I’m making historical artifacts documenting the strange and strained relationship between humans and obeasts. At the moment I have two projects that I’m actively working on (and dozens more in the hopper): The History of Cornhole and obeasts in sideshows.
- The History of Cornhole: If you don’t know (I didn’t until I moved to the South), cornhole is a lawn game that involves tossing bags of corn or beans into or toward a hole in a board. In my experience, it is commonly favored by lower and rising-middle class men. It is also coded as ‘white’ in my experience, but my research on this has not been exhaustive by any means. There is some mystery about how the game of cornhole came to be; it loosely resembles a game played by Native Americans. For my Obeast Cornhole project I am reworking the history of cornhole to be about the clash of obeasts and Midwestern corn farmers around the turn of the 20th century. I just finished making a set of cornhole boards that are reproductions of the original boards. The plan is to incorporate these in an installation with historical photos and an 20’s style animation of a farmer shootin’ himself some pesky obeasts.

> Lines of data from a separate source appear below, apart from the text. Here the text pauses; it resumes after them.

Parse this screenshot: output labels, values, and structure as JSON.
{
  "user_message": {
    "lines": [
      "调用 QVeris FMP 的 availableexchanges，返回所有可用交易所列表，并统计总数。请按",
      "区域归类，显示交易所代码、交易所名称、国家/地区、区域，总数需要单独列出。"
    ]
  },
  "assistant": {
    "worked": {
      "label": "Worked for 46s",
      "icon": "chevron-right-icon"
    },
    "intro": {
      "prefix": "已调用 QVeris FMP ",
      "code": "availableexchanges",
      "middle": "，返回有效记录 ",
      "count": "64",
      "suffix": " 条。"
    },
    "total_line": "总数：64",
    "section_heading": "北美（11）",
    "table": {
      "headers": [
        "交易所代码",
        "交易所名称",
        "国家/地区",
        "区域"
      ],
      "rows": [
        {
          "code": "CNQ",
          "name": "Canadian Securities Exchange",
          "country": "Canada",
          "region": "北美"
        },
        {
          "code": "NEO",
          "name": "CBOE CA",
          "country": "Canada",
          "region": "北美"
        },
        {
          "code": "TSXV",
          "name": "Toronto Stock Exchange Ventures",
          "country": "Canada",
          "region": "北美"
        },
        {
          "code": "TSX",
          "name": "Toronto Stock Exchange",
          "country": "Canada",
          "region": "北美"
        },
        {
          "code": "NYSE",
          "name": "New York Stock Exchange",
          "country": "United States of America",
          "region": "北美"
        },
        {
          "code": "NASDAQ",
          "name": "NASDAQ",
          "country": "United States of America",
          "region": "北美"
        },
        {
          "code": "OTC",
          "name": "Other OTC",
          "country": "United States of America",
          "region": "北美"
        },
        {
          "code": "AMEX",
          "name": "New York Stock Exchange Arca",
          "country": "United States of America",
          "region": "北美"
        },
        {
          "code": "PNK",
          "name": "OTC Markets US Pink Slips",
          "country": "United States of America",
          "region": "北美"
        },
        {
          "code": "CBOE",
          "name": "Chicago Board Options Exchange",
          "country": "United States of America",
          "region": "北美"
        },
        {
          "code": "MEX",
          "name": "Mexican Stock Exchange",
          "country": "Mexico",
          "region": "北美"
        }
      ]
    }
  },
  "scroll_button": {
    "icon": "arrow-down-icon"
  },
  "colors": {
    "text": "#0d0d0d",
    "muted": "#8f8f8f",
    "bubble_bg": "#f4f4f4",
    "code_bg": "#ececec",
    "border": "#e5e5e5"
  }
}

- Sideshow Obeasts: Before reality tv and facebook, sideshows offered the American public opportunities to gawk at the strange and unusual. In addition to the human ‘freaks’, sideshows drew crowds by exhibiting animals from exotic places as well as animals that were rare specimens of familiar species. Since obeasts were as familiar to Americans as black bears and bison, the specimens that traveled with sideshows had to be something special. To that end I am making an Albino Obeast banner and a Man-eating Obeast banner. This latter banner will be accompanied by historical information about an obeast that caused all kind of trouble in the Catskill Mountains by attacking humans. The banner’s advertisement of a ‘man-eater’ would have likely been a convenient exaggeration of the actual events.